You'll pay from around £22,000 for an entry-level 2.0 TDCi diesel model with front wheel drive and 140PS. Getting the same car with AWD would involve a price premium of around £1,500 and you can also pay a further £1,500 to get the Powershift 6-speed auto transmission. There's quite a price hike from here if you want the 163PS version of this engine as it only comes with AWD and the pricier trim levels. As for equipment, well a typical mid-range car will get fold-flat seats, reclining rear seats, adjustable load floor, Ford SYNC with Audible Text Messaging and Emergency Assist, Visual AWD Monitor, Electronic Power Assisted Steering, Hill Start Assist and enhanced Cruise Control with Active Speed Limiter as standard. Other interesting bits? Well, the Kuga is also available with keyless access, plus you can open and close the tailgate by waving your foot about under the bumper. On the safety side, there's a maximum five-star rating by Euro NCAP after achieving an overall protection score of 88 per cent, the highest-ever for a mid-sized SUV. Euro NCAP also awarded an Advanced reward for Ford SYNC with Emergency Assistance. Upon detecting airbag deployment or activation of the emergency fuel shut-off within the car, Emergency Assistance uses the on-board GPS locator and Bluetooth-paired device to set up an emergency call and provide GPS co-ordinates, in the local language where the car is being driven. That's pretty clever stuff.

Cost of Ownership

How spoiled we are. These days we expect our cars to be bigger and faster, with more equipment and better build quality. We want more effective air conditioning, power outlets everywhere and brighter headlights. We want all of that but we also want to spend less on fuel and emit less carbon dioxide. Which, when you think about it, is quite a trick to pull off. We almost take it for granted that we have our cakes and eat them too and this Kuga is a case in point. The Kuga features an all-turbocharged engine line up where diesel engine fuel economy has been improved by 10 per cent, a figure that could have been higher had the Auto-Start-Stop system you get on the petrol models been fitted, one of those set-ups that cuts the engine when you don't need it. Still, the all-wheel drive diesel variants return 47.9mpg and 154g/km CO2 or 45.6mpg and 162g/km if you choose the Powershift auto 'box. Ford's low-emission ECOnetic Technology available across the line-up features Eco Mode, Gear Shift Indicator and an Active Grille Shutter that reduces drag and cuts fuel consumption. Residual values are excellent, with three year/36,000 mile figures for the entry level car hovering around 53 per cent. The three/year/60,000 mile Ford warranty isn't the industry's most generous but reliability of all of these drivetrains has thus far been extremely good.

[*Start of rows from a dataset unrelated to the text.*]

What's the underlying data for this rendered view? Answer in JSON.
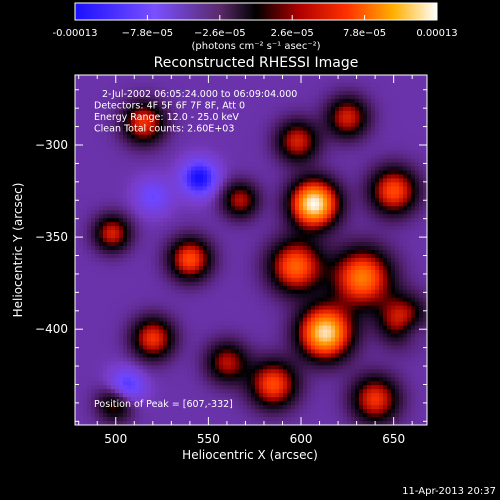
{
  "chart_data": {
    "type": "heatmap",
    "title": "Reconstructed RHESSI Image",
    "xlabel": "Heliocentric X (arcsec)",
    "ylabel": "Heliocentric Y (arcsec)",
    "xlim": [
      478,
      668
    ],
    "ylim": [
      -452,
      -262
    ],
    "x_ticks": [
      500,
      550,
      600,
      650
    ],
    "y_ticks": [
      -300,
      -350,
      -400
    ],
    "colorbar": {
      "min": -0.00013,
      "max": 0.00013,
      "tick_labels": [
        "-0.00013",
        "−7.8e−05",
        "−2.6e−05",
        "2.6e−05",
        "7.8e−05",
        "0.00013"
      ],
      "units": "(photons cm⁻² s⁻¹ asec⁻²)"
    },
    "info_lines": [
      "2-Jul-2002 06:05:24.000 to 06:09:04.000",
      "Detectors: 4F 5F 6F 7F 8F, Att 0",
      "Energy Range: 12.0 - 25.0 keV",
      "Clean    Total counts: 2.60E+03"
    ],
    "peak_label": "Position of Peak = [607,-332]",
    "peak": {
      "x": 607,
      "y": -332
    },
    "field": {
      "baseline": -5.2e-05,
      "sources": [
        {
          "x": 607,
          "y": -332,
          "amp": 0.00018,
          "sigma": 9
        },
        {
          "x": 613,
          "y": -402,
          "amp": 0.00017,
          "sigma": 10
        },
        {
          "x": 633,
          "y": -372,
          "amp": 0.00013,
          "sigma": 11
        },
        {
          "x": 597,
          "y": -366,
          "amp": 0.00012,
          "sigma": 10
        },
        {
          "x": 650,
          "y": -325,
          "amp": 0.00011,
          "sigma": 9
        },
        {
          "x": 655,
          "y": -395,
          "amp": 0.0001,
          "sigma": 9
        },
        {
          "x": 585,
          "y": -430,
          "amp": 0.00011,
          "sigma": 9
        },
        {
          "x": 640,
          "y": -438,
          "amp": 0.0001,
          "sigma": 9
        },
        {
          "x": 598,
          "y": -298,
          "amp": 9e-05,
          "sigma": 8
        },
        {
          "x": 625,
          "y": -285,
          "amp": 9e-05,
          "sigma": 8
        },
        {
          "x": 540,
          "y": -362,
          "amp": 0.00011,
          "sigma": 8
        },
        {
          "x": 515,
          "y": -288,
          "amp": 0.0001,
          "sigma": 8
        },
        {
          "x": 520,
          "y": -405,
          "amp": 0.0001,
          "sigma": 8
        },
        {
          "x": 498,
          "y": -348,
          "amp": 9e-05,
          "sigma": 7
        },
        {
          "x": 560,
          "y": -418,
          "amp": 8e-05,
          "sigma": 8
        },
        {
          "x": 567,
          "y": -330,
          "amp": 8e-05,
          "sigma": 7
        },
        {
          "x": 500,
          "y": -440,
          "amp": 8e-05,
          "sigma": 7
        },
        {
          "x": 545,
          "y": -318,
          "amp": -8e-05,
          "sigma": 7
        },
        {
          "x": 505,
          "y": -432,
          "amp": -7e-05,
          "sigma": 7
        },
        {
          "x": 520,
          "y": -328,
          "amp": -4e-05,
          "sigma": 7
        },
        {
          "x": 660,
          "y": -400,
          "amp": -4e-05,
          "sigma": 6
        }
      ]
    }
  },
  "timestamp": "11-Apr-2013 20:37"
}
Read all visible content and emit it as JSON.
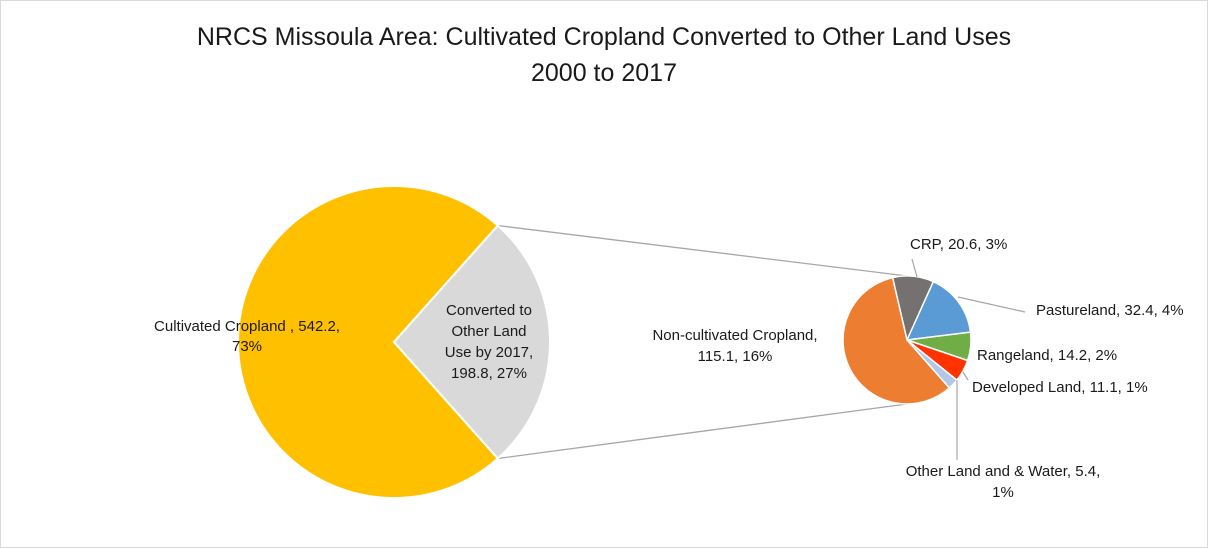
{
  "chart_data": {
    "type": "pie",
    "title_lines": [
      "NRCS Missoula Area: Cultivated Cropland Converted to Other Land Uses",
      "2000 to 2017"
    ],
    "primary": {
      "slices": [
        {
          "label_lines": [
            "Cultivated Cropland , 542.2,",
            "73%"
          ],
          "value": 542.2,
          "percent": "73%",
          "color": "#FFC000"
        },
        {
          "label_lines": [
            "Converted to",
            "Other Land",
            "Use by 2017,",
            "198.8, 27%"
          ],
          "value": 198.8,
          "percent": "27%",
          "color": "#D9D9D9"
        }
      ]
    },
    "secondary": {
      "slices": [
        {
          "label_lines": [
            "CRP, 20.6, 3%"
          ],
          "value": 20.6,
          "percent": "3%",
          "color": "#767171"
        },
        {
          "label_lines": [
            "Pastureland, 32.4, 4%"
          ],
          "value": 32.4,
          "percent": "4%",
          "color": "#5B9BD5"
        },
        {
          "label_lines": [
            "Rangeland, 14.2, 2%"
          ],
          "value": 14.2,
          "percent": "2%",
          "color": "#70AD47"
        },
        {
          "label_lines": [
            "Developed Land, 11.1, 1%"
          ],
          "value": 11.1,
          "percent": "1%",
          "color": "#FF3300"
        },
        {
          "label_lines": [
            "Other Land and & Water, 5.4,",
            "1%"
          ],
          "value": 5.4,
          "percent": "1%",
          "color": "#B4C7E7"
        },
        {
          "label_lines": [
            "Non-cultivated Cropland,",
            "115.1, 16%"
          ],
          "value": 115.1,
          "percent": "16%",
          "color": "#ED7D31"
        }
      ]
    },
    "legend": "none"
  }
}
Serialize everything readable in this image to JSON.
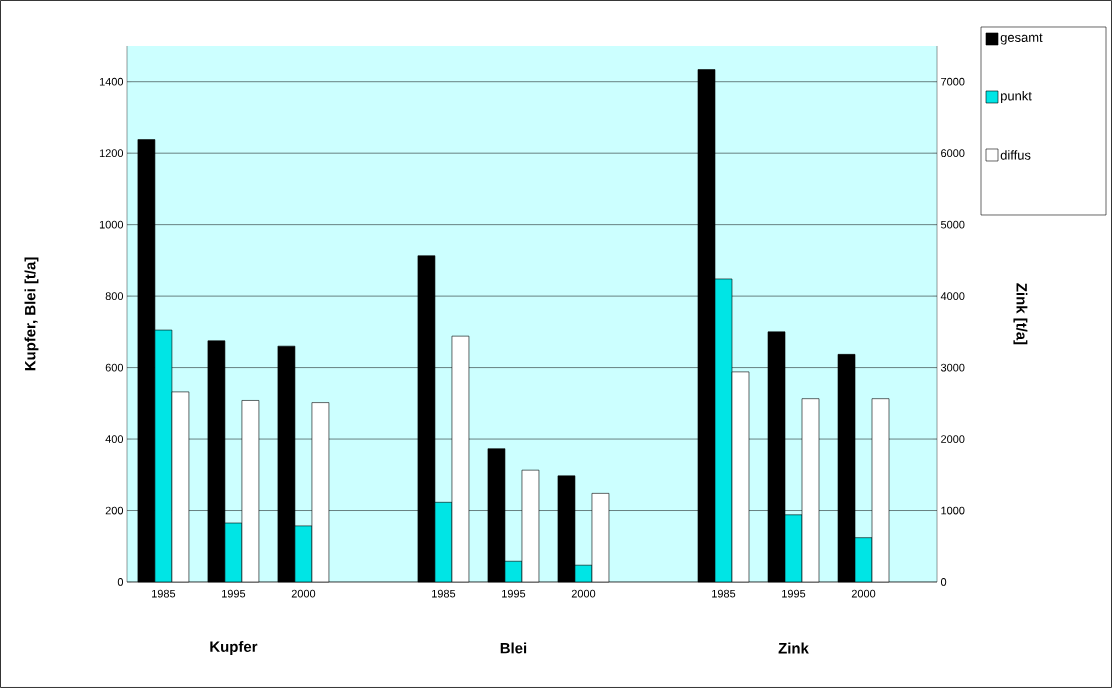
{
  "chart_data": {
    "type": "bar",
    "categories": [
      "1985",
      "1995",
      "2000",
      null,
      "1985",
      "1995",
      "2000",
      null,
      "1985",
      "1995",
      "2000"
    ],
    "series": [
      {
        "name": "gesamt",
        "color": "#000000",
        "values": [
          1238,
          675,
          660,
          null,
          913,
          373,
          297,
          null,
          null,
          null,
          null
        ]
      },
      {
        "name": "punkt",
        "color": "#00e5e5",
        "values": [
          705,
          165,
          157,
          null,
          223,
          58,
          47,
          null,
          null,
          null,
          null
        ]
      },
      {
        "name": "diffus",
        "color": "#ffffff",
        "values": [
          532,
          508,
          502,
          null,
          688,
          313,
          248,
          null,
          null,
          null,
          null
        ]
      },
      {
        "color": "#000000",
        "axis": "y2",
        "values": [
          null,
          null,
          null,
          null,
          null,
          null,
          null,
          null,
          7170,
          3500,
          3185
        ]
      },
      {
        "color": "#00e5e5",
        "axis": "y2",
        "values": [
          null,
          null,
          null,
          null,
          null,
          null,
          null,
          null,
          4240,
          940,
          620
        ]
      },
      {
        "color": "#ffffff",
        "axis": "y2",
        "values": [
          null,
          null,
          null,
          null,
          null,
          null,
          null,
          null,
          2940,
          2565,
          2565
        ]
      }
    ],
    "ylabel": "Kupfer, Blei [t/a]",
    "y2label": "Zink [t/a]",
    "ylim": [
      0,
      1500
    ],
    "yticks": [
      0,
      200,
      400,
      600,
      800,
      1000,
      1200,
      1400
    ],
    "y2lim": [
      0,
      7500
    ],
    "y2ticks": [
      0,
      1000,
      2000,
      3000,
      4000,
      5000,
      6000,
      7000
    ],
    "annotations": [
      "Kupfer",
      "Blei",
      "Zink"
    ],
    "grid": "y",
    "legend": "top right"
  }
}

The Ford Kuga is a car that rewards a bit of time spent with it. Look at it superficially and it's fairly easy to find rivals with more space, that drive a bit more sharply, that offer better fuel economy, wear a more prestigious badge or feel posher inside. But when you try to find the car that combines all of these qualities into one, it becomes a bit more difficult and gradually the Ford emerges as a real contender, especially in the 2.0 TDCi diesel form that most UK customers will choose. Of course, it'll have its work cut out. There's some real talent in this compact SUV division and often the decision will come down to something as straightforward as whether you like the styling, whether you can get a discount, or how close your dealer is to you. If you're drawing up a shortlist, by all means put the Kia Sportage, the Mazda CX-5 and the Nissan Qashqai on it. But you'd be missing a trick if you didn't compare them to this latest Ford Kuga. It might just have 'em all covered.